Gambaran klinis hernia inkarserata yang mengandung usus dimulai dengan gambaran
obstruksi usus dengan gangguan keseimbangan cairan, elektrolit, dan asam basa. Bila telah terjadi
strangulasi karena gangguan vaskularisasi, terjadi keadaan toksik akibat gangren dan gambaran
klinis menjadi kompleks dan sangat serius. Penderita mengeluh nyeri lebih berat di tempat hernia.
Nyeri akan menetap karena rangsangan peritoneal.

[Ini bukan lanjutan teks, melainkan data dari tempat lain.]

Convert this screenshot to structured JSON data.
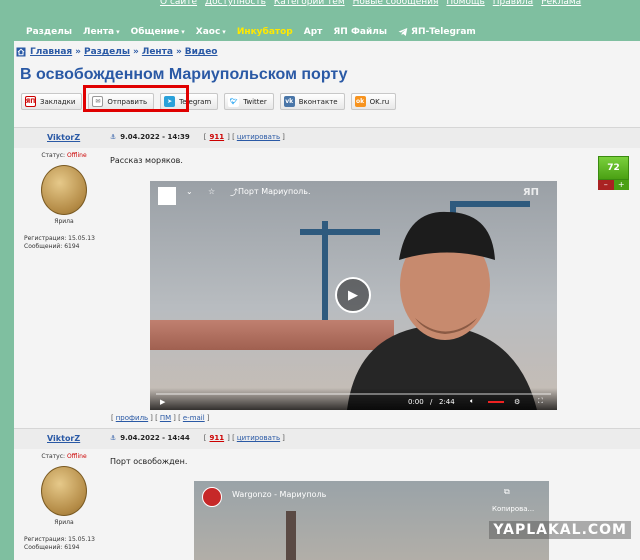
{
  "top_links": [
    "О сайте",
    "Доступность",
    "Категории тем",
    "Новые сообщения",
    "Помощь",
    "Правила",
    "Рекламa"
  ],
  "nav": {
    "items": [
      {
        "label": "Разделы",
        "dropdown": false
      },
      {
        "label": "Лента",
        "dropdown": true
      },
      {
        "label": "Общение",
        "dropdown": true
      },
      {
        "label": "Хаос",
        "dropdown": true
      },
      {
        "label": "Инкубатор",
        "dropdown": false
      },
      {
        "label": "Арт",
        "dropdown": false
      },
      {
        "label": "ЯП Файлы",
        "dropdown": false
      },
      {
        "label": "ЯП-Telegram",
        "dropdown": false
      }
    ]
  },
  "breadcrumb": [
    "Главная",
    "Разделы",
    "Лента",
    "Видео"
  ],
  "page_title": "В освобожденном Мариупольском порту",
  "share": [
    "Закладки",
    "Отправить",
    "Telegram",
    "Twitter",
    "Вконтакте",
    "OK.ru"
  ],
  "posts": [
    {
      "author": "ViktorZ",
      "date": "9.04.2022 - 14:39",
      "post_num": "911",
      "cite": "цитировать",
      "status_label": "Статус:",
      "status_value": "Offline",
      "rank": "Ярила",
      "reg": "Регистрация: 15.05.13",
      "msgs": "Сообщений: 6194",
      "text": "Рассказ моряков.",
      "video_title": "Порт Мариуполь.",
      "video_time": "0:00",
      "video_sep": "/",
      "video_duration": "2:44",
      "video_watermark": "ЯП",
      "rating": "72",
      "rating_minus": "–",
      "rating_plus": "+",
      "footer": [
        "профиль",
        "ПМ",
        "e-mail"
      ]
    },
    {
      "author": "ViktorZ",
      "date": "9.04.2022 - 14:44",
      "post_num": "911",
      "cite": "цитировать",
      "status_label": "Статус:",
      "status_value": "Offline",
      "rank": "Ярила",
      "reg": "Регистрация: 15.05.13",
      "msgs": "Сообщений: 6194",
      "text": "Порт освобожден.",
      "video_title": "Wargonzo - Мариуполь",
      "video_copy": "Копирова..."
    }
  ],
  "site_watermark": "YAPLAKAL.COM",
  "colors": {
    "link": "#2a59a5",
    "highlight": "#e00000",
    "rating": "#4aa014",
    "bg": "#7fbfa0"
  }
}
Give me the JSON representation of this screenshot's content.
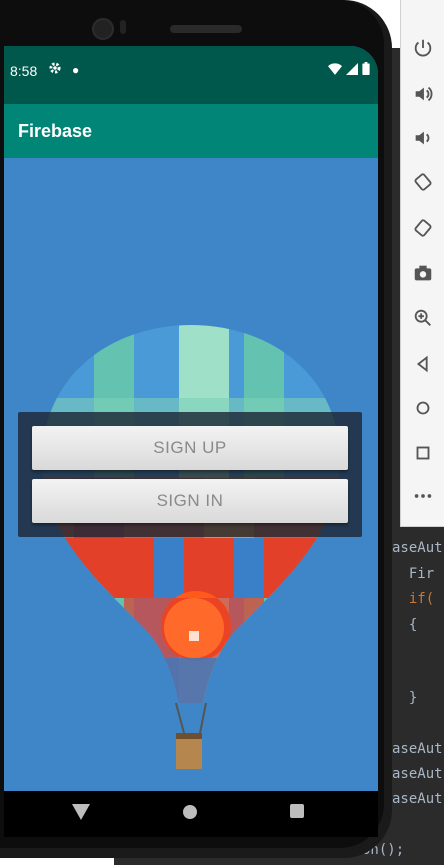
{
  "status_bar": {
    "time": "8:58"
  },
  "app_bar": {
    "title": "Firebase"
  },
  "buttons": {
    "sign_up": "SIGN UP",
    "sign_in": "SIGN IN"
  },
  "editor_lines": [
    {
      "text": "aseAut"
    },
    {
      "text": "  Fir"
    },
    {
      "text": "  if("
    },
    {
      "text": "  {"
    },
    {
      "text": "  }"
    },
    {
      "text": "aseAut"
    },
    {
      "text": "aseAut"
    },
    {
      "text": "aseAut"
    },
    {
      "text": "on();"
    }
  ],
  "toolbar_icons": [
    "power-icon",
    "volume-up-icon",
    "volume-down-icon",
    "rotate-left-icon",
    "rotate-right-icon",
    "camera-icon",
    "zoom-icon",
    "back-icon",
    "home-icon",
    "overview-icon",
    "more-icon"
  ],
  "colors": {
    "status_bar": "#00574b",
    "app_bar": "#008577",
    "sky": "#3f86c8"
  }
}
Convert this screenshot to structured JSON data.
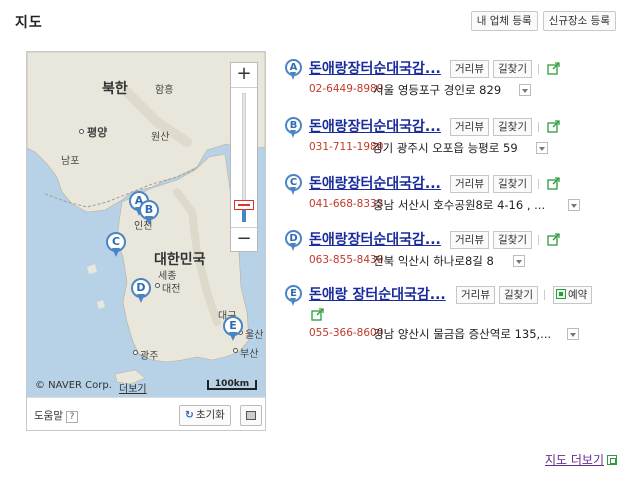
{
  "header": {
    "title": "지도",
    "my_business_btn": "내 업체 등록",
    "new_place_btn": "신규장소 등록"
  },
  "map": {
    "labels": {
      "north_korea": "북한",
      "hamheung": "함흥",
      "pyongyang": "평양",
      "wonsan": "원산",
      "nampo": "남포",
      "south_korea": "대한민국",
      "sejong": "세종",
      "daejeon": "대전",
      "daegu": "대구",
      "ulsan": "울산",
      "busan": "부산",
      "gwangju": "광주",
      "incheon": "인천"
    },
    "pins": [
      "A",
      "B",
      "C",
      "D",
      "E"
    ],
    "copyright": "© NAVER Corp.",
    "more_short": "더보기",
    "scale": "100km",
    "zoom_in": "+",
    "zoom_out": "−",
    "help": "도움말",
    "help_q": "?",
    "reset": "초기화"
  },
  "results": [
    {
      "marker": "A",
      "name": "돈애랑장터순대국감...",
      "btn_view": "거리뷰",
      "btn_route": "길찾기",
      "phone": "02-6449-8989",
      "address": "서울 영등포구 경인로 829"
    },
    {
      "marker": "B",
      "name": "돈애랑장터순대국감...",
      "btn_view": "거리뷰",
      "btn_route": "길찾기",
      "phone": "031-711-1980",
      "address": "경기 광주시 오포읍 능평로 59"
    },
    {
      "marker": "C",
      "name": "돈애랑장터순대국감...",
      "btn_view": "거리뷰",
      "btn_route": "길찾기",
      "phone": "041-668-8333",
      "address": "충남 서산시 호수공원8로 4-16 , ..."
    },
    {
      "marker": "D",
      "name": "돈애랑장터순대국감...",
      "btn_view": "거리뷰",
      "btn_route": "길찾기",
      "phone": "063-855-8439",
      "address": "전북 익산시 하나로8길 8"
    },
    {
      "marker": "E",
      "name": "돈애랑 장터순대국감...",
      "btn_view": "거리뷰",
      "btn_route": "길찾기",
      "btn_reserve": "예약",
      "phone": "055-366-8600",
      "address": "경남 양산시 물금읍 증산역로 135,..."
    }
  ],
  "footer": {
    "more_map": "지도 더보기"
  },
  "colors": {
    "link": "#1a2c9c",
    "phone": "#c0392b",
    "pin": "#4b84c4",
    "visited": "#6a2c91"
  }
}
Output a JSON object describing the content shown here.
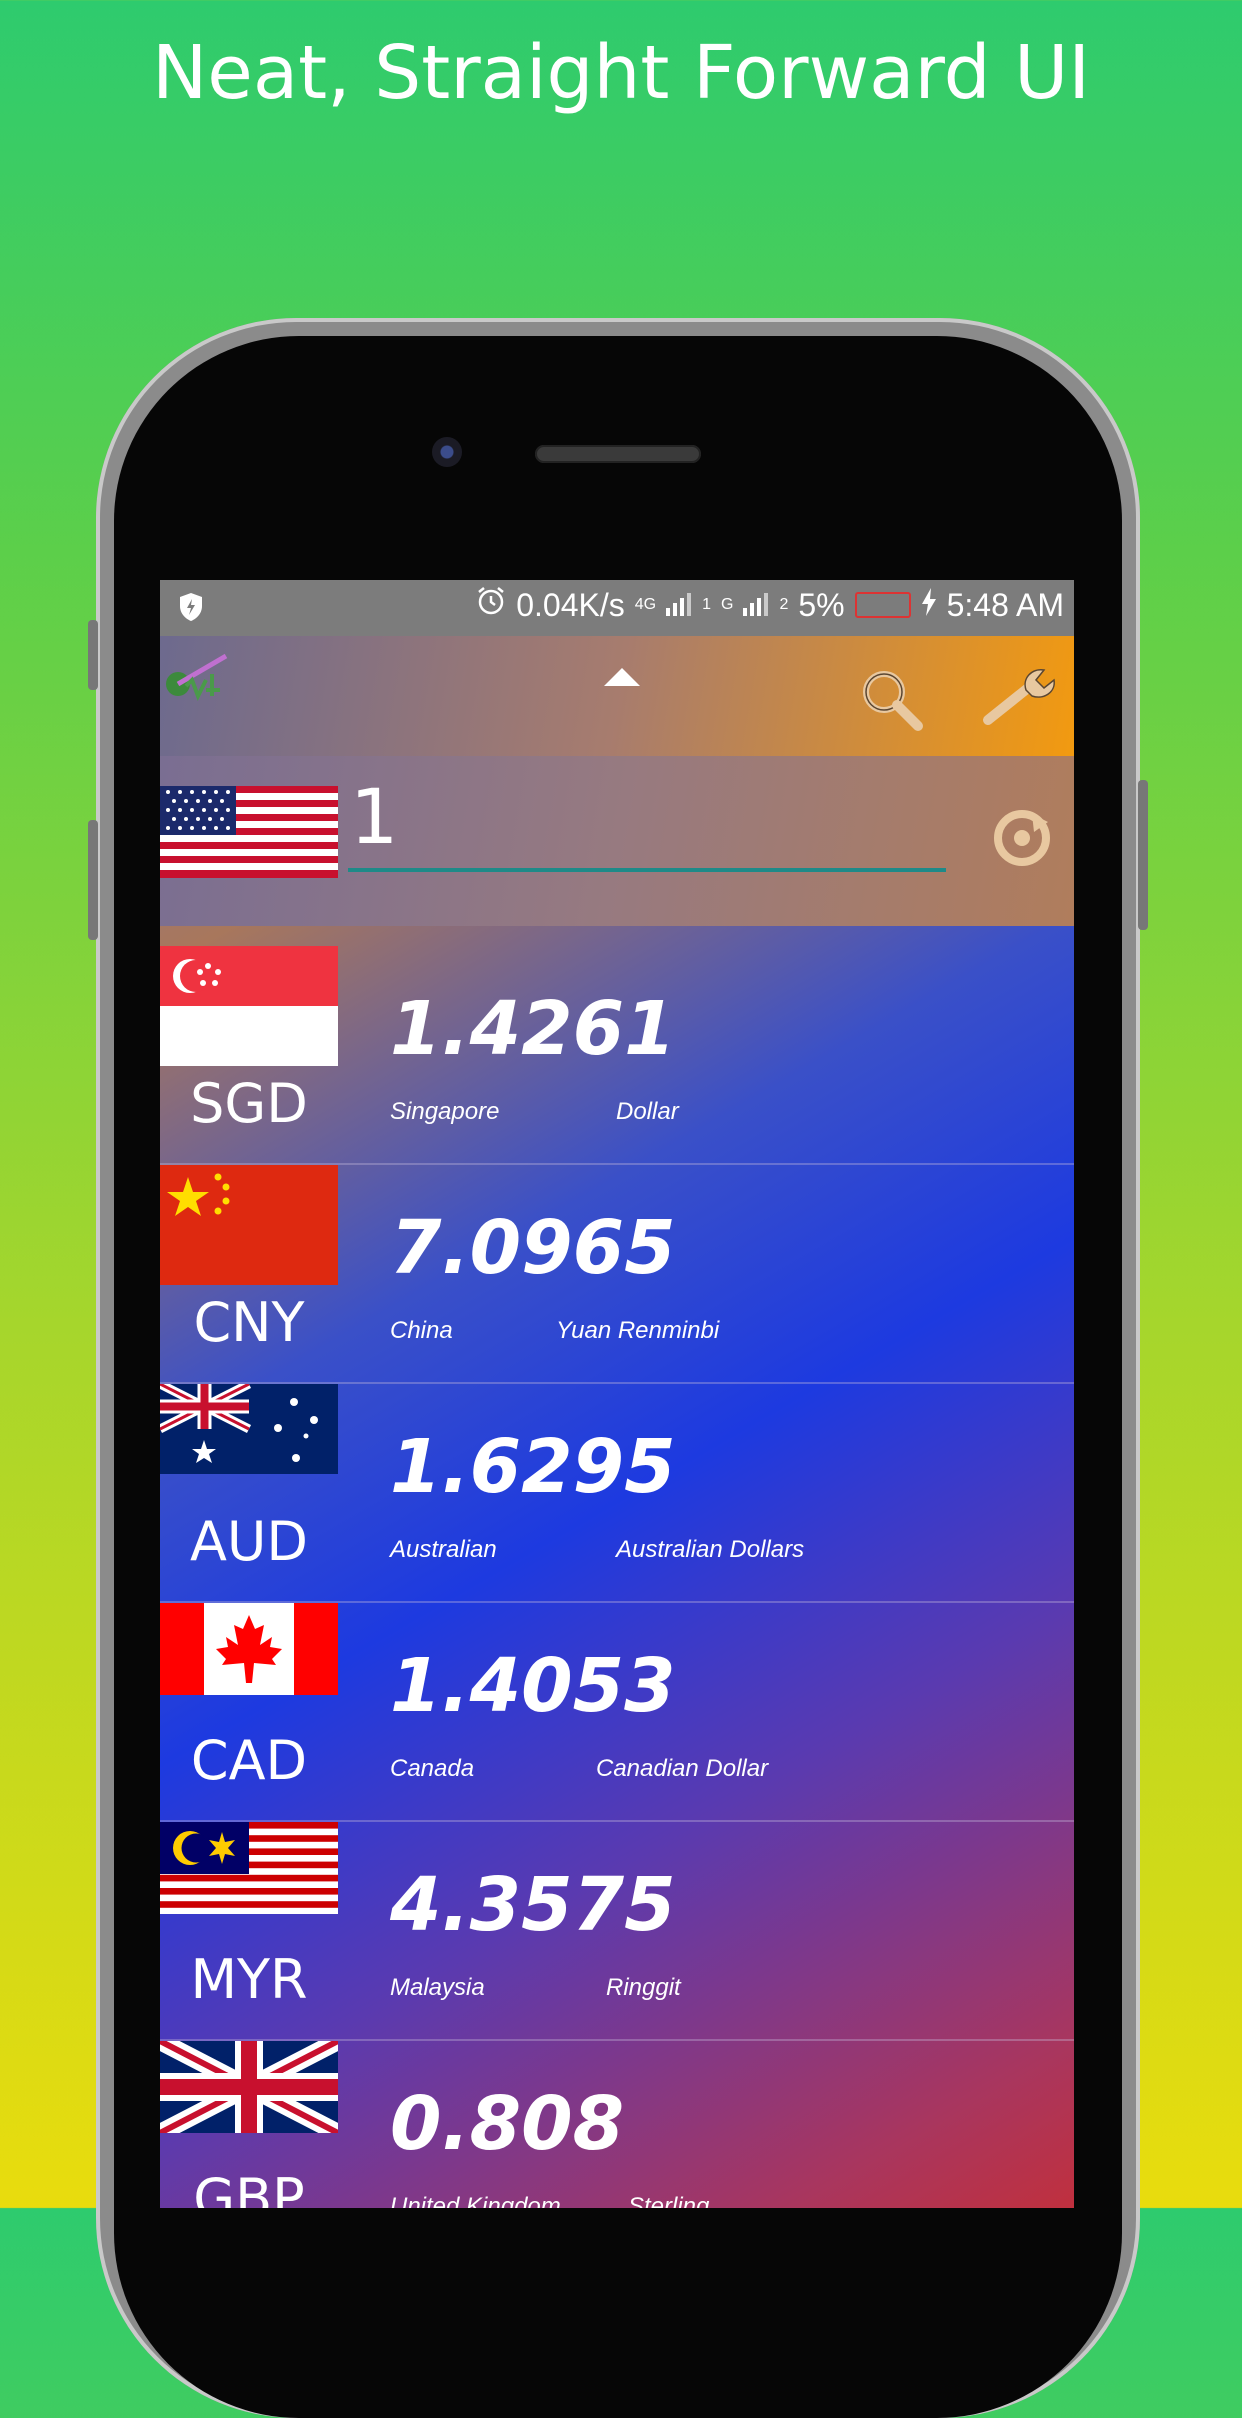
{
  "headline": "Neat, Straight Forward UI",
  "status_bar": {
    "speed": "0.04K/s",
    "net1": "4G",
    "sim1": "1",
    "net2": "G",
    "sim2": "2",
    "battery": "5%",
    "time": "5:48 AM"
  },
  "converter": {
    "base_currency_flag": "us-flag",
    "amount": "1"
  },
  "rates": [
    {
      "code": "SGD",
      "value": "1.4261",
      "country": "Singapore",
      "name": "Dollar",
      "flag": "sg-flag"
    },
    {
      "code": "CNY",
      "value": "7.0965",
      "country": "China",
      "name": "Yuan Renminbi",
      "flag": "cn-flag"
    },
    {
      "code": "AUD",
      "value": "1.6295",
      "country": "Australian",
      "name": "Australian Dollars",
      "flag": "au-flag"
    },
    {
      "code": "CAD",
      "value": "1.4053",
      "country": "Canada",
      "name": "Canadian Dollar",
      "flag": "ca-flag"
    },
    {
      "code": "MYR",
      "value": "4.3575",
      "country": "Malaysia",
      "name": "Ringgit",
      "flag": "my-flag"
    },
    {
      "code": "GBP",
      "value": "0.808",
      "country": "United Kingdom",
      "name": "Sterling",
      "flag": "gb-flag"
    }
  ],
  "colors": {
    "accent_underline": "#1e8a88",
    "toolbar_orange": "#f29a10",
    "icon_tan": "#e8c8a0"
  }
}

Pada pemeriksaan lokal ditemukan benjolan yang tidak dapat dimasukkan kembali disertai
nyeri tekan dan, tergantung keadaan isi hernia, dapat dijumpai tanda peritonitis atau abses lokal.
Hernia strangulata merupakan keadaan gawat darurat. Oleh karena itu, perlu mendapat pertolongan
segera.
2.1.13 Prognosis
Prognosis untuk perbaikan hernia umumnya baik dengan diagnosis dan perbaikan. Prognosis
tergantung pada jenis dan ukuran hernia juga pada kemampuan untuk mengurangi faktor risiko
yang berkaitan dengan perkembangan hernia.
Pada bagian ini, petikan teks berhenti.